In 1998, NFL linebacker Chris Spielman — an OSU standout who went on to play for the Detroit Lions, Buffalo Bills and the Cleveland Browns — stepped away from an entire NFL season to help his high school sweetheart and wife Stefanie, who was diagnosed with breast cancer while pregnant at the age of 30.

After several recurrences of the disease, she died in November 2009, leaving Chris a single father of four children, then aged 7 to 15 (he’s since remarried and added stepchildren).

Prior to her death, Stefanie became a vocal supporter and fundraiser for breast-cancer research and treatment, with her previously-shy husband as a public partner, something he has continued after her death.

Both the Spielmans turned to their Christian faith for support. Chris, a Catholic, frequently speaks to Catholic and other Christian groups about the importance of faith (learn more at chrisspielman.com).

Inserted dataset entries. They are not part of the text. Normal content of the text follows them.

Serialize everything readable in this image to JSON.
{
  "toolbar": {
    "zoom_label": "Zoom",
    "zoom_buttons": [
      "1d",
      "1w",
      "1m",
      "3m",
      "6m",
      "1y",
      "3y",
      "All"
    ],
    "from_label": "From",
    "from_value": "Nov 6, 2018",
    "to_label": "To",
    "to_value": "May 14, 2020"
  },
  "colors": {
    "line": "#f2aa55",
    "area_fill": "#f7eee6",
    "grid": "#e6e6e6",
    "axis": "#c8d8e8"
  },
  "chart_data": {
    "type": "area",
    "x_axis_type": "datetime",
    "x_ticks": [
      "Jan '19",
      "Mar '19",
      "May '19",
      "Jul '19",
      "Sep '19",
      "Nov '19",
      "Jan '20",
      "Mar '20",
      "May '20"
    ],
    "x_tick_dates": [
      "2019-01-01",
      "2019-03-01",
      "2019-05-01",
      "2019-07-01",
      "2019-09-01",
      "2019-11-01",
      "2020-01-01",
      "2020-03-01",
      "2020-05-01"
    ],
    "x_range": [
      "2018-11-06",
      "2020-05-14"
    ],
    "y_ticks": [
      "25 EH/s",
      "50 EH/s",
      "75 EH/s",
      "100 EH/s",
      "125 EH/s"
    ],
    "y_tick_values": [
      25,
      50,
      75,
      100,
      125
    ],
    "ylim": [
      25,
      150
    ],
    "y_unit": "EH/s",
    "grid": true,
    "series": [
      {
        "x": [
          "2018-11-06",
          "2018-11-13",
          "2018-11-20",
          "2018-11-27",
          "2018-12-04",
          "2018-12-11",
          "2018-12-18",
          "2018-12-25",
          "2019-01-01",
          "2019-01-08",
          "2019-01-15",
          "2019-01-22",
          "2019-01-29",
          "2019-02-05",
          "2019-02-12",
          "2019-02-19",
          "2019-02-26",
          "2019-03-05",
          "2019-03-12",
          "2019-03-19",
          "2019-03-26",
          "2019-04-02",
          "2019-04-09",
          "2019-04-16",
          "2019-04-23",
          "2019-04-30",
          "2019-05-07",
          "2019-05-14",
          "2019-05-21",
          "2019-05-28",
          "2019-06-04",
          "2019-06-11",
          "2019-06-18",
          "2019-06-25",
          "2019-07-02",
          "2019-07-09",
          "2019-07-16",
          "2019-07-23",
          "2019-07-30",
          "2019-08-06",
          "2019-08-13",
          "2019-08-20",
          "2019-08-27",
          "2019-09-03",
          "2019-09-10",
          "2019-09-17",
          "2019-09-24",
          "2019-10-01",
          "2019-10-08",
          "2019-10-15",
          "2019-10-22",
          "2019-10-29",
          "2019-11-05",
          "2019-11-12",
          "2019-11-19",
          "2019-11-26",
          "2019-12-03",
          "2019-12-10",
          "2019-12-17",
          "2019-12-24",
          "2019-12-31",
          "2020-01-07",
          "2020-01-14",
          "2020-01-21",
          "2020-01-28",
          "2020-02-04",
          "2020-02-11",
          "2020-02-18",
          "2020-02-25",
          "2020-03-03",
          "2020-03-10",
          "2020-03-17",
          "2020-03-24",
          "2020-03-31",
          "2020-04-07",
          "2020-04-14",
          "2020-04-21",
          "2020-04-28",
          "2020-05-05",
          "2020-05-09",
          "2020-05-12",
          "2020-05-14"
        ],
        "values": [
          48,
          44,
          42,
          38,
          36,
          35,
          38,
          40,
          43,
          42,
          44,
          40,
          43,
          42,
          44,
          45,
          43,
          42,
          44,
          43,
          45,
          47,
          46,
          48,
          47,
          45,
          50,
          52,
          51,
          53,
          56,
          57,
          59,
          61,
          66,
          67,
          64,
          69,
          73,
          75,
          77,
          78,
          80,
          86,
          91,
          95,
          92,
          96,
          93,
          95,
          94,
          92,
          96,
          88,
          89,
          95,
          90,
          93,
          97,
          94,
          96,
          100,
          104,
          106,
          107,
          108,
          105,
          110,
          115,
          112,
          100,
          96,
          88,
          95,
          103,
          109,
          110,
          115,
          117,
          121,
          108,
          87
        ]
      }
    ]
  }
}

Having watched his beloved wife suffer and eventually die, Chris — now also an ESPN analyst — has a strong perspective regarding when prayers for healing or deliverance appear to go unanswered. Obviously, the Spielmans included such pleas in their prayers, but while Stefanie did go into remission more than once, the cancer ultimately claimed her life.

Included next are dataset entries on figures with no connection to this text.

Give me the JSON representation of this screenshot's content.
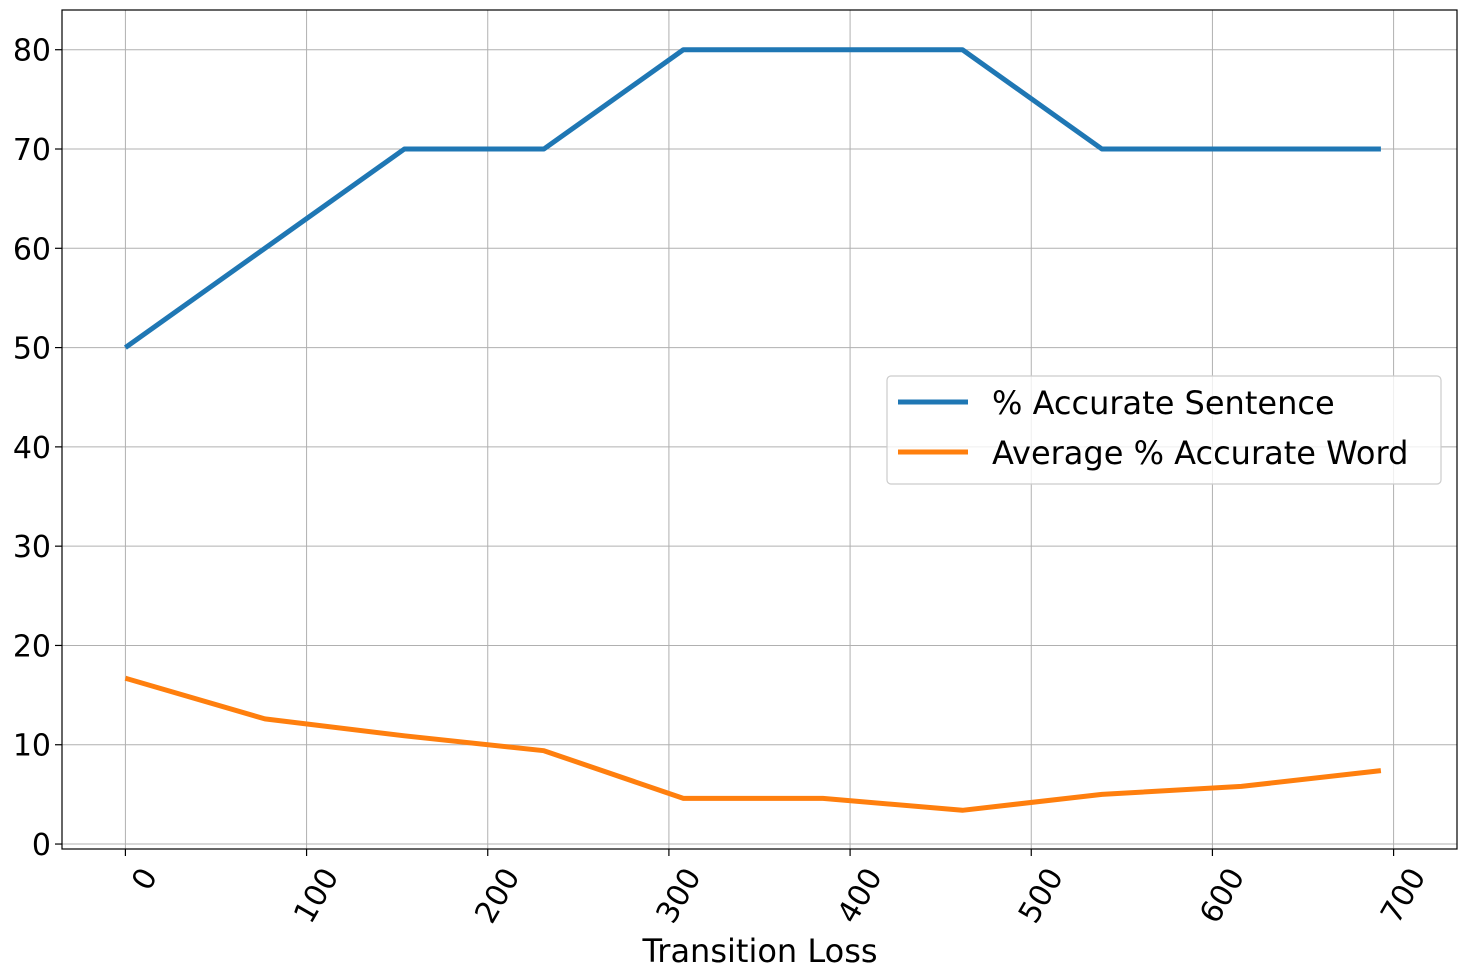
{
  "chart_data": {
    "type": "line",
    "title": "",
    "xlabel": "Transition Loss",
    "ylabel": "",
    "xlim": [
      -35,
      735
    ],
    "ylim": [
      -0.5,
      84
    ],
    "xticks": [
      0,
      100,
      200,
      300,
      400,
      500,
      600,
      700
    ],
    "yticks": [
      0,
      10,
      20,
      30,
      40,
      50,
      60,
      70,
      80
    ],
    "xtick_rotation": 60,
    "grid": true,
    "legend_position": "center-right",
    "x": [
      0,
      77,
      154,
      231,
      308,
      385,
      462,
      539,
      616,
      693
    ],
    "series": [
      {
        "name": "% Accurate Sentence",
        "color": "#1f77b4",
        "values": [
          50,
          60,
          70,
          70,
          80,
          80,
          80,
          70,
          70,
          70
        ]
      },
      {
        "name": "Average % Accurate Word",
        "color": "#ff7f0e",
        "values": [
          16.7,
          12.6,
          10.9,
          9.4,
          4.6,
          4.6,
          3.4,
          5.0,
          5.8,
          7.4
        ]
      }
    ]
  }
}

Speaking to The Tidings, Chris Spielman emphasized that her death doesn’t mean their prayers weren’t answered, rather that the answer just wasn’t what they were hoping for.

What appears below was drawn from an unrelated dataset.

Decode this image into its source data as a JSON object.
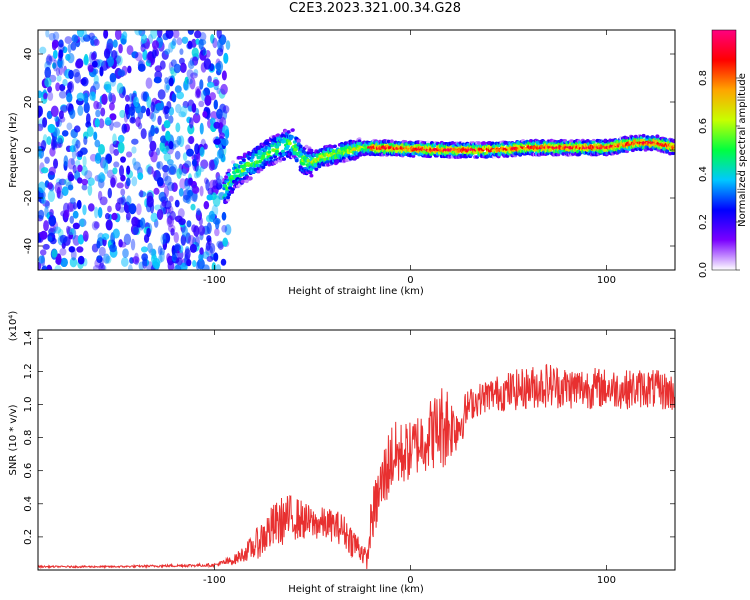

According to Spielman, there comes a point in every person’s life when they have to ask themselves, “Do you really want God’s will in your life or don’t you?”

“If you do, then you have to accept what God has in store, and so I believe that all prayers are answered,” he explained. “If we claim that God’s will for my life or thy will be done, like it is in the Our Father, then we have to accept whatever that answer is to the prayer.”

Spielman also spoke about surrendering to the will of God, which is especially difficult for Americans — and, in particular, professional athletes — whose ethos is built on rugged individualism and never giving up.

Thinking about that, Spielman cited passages 2 Corinthians 12:8-10:

“Three times, I begged the Lord about this, that it might leave me, but he said to me, ‘My grace is sufficient for you, for power is made perfect in weakness.’ I will rather boast most gladly of my weaknesses, in order that the power of Christ may dwell with me. Therefore, I am content with weaknesses, insults, hardships, persecutions, and constraints, for the sake of Christ, for when I am weak, then I am strong.”

“We have to trust in God,” said Spielman, “and surrender to God whatever we have, whether it’s our burdens or our joys, and trust God with those.

“I really become the strongest person in the world by becoming weak and surrendering to God. I don’t know if that makes sense to you, but it does to me, in my mind.”

In the NFL, there are plenty of openly religious players, and expressions of faith are common on the field, though the TV networks may try to cut away from them. On Nov. 1, when Seattle Seahawk Ricardo Lockette suffered a neck injury in a game against the Dallas Cowboys, players from both sides could fleetingly be seen taking a knee and praying for him.

On the other side, a Washington State high school football coach was suspended for leading silent on-field prayers with teams after games. In the wake of the Nov. 13 terror attack in France, New Orleans Saints player Benjamin Watson tweeted on Nov. 16:

“As a nation we have collectively prayed for Paris this week. Yet as a nation we suspend a football coach for praying after a game. We must choose.”

But Spielman knows the ultimate outcome of disputes like this, saying, “God is always victorious and will be victorious. He was in the beginning, and he is now. If you’re a believer in the Bible, you believe He’s victorious in the end.

“You just keep doing what you’re doing. You stand up for religious freedom, but the people on the other side are fighting a losing battle. They just don’t know it.”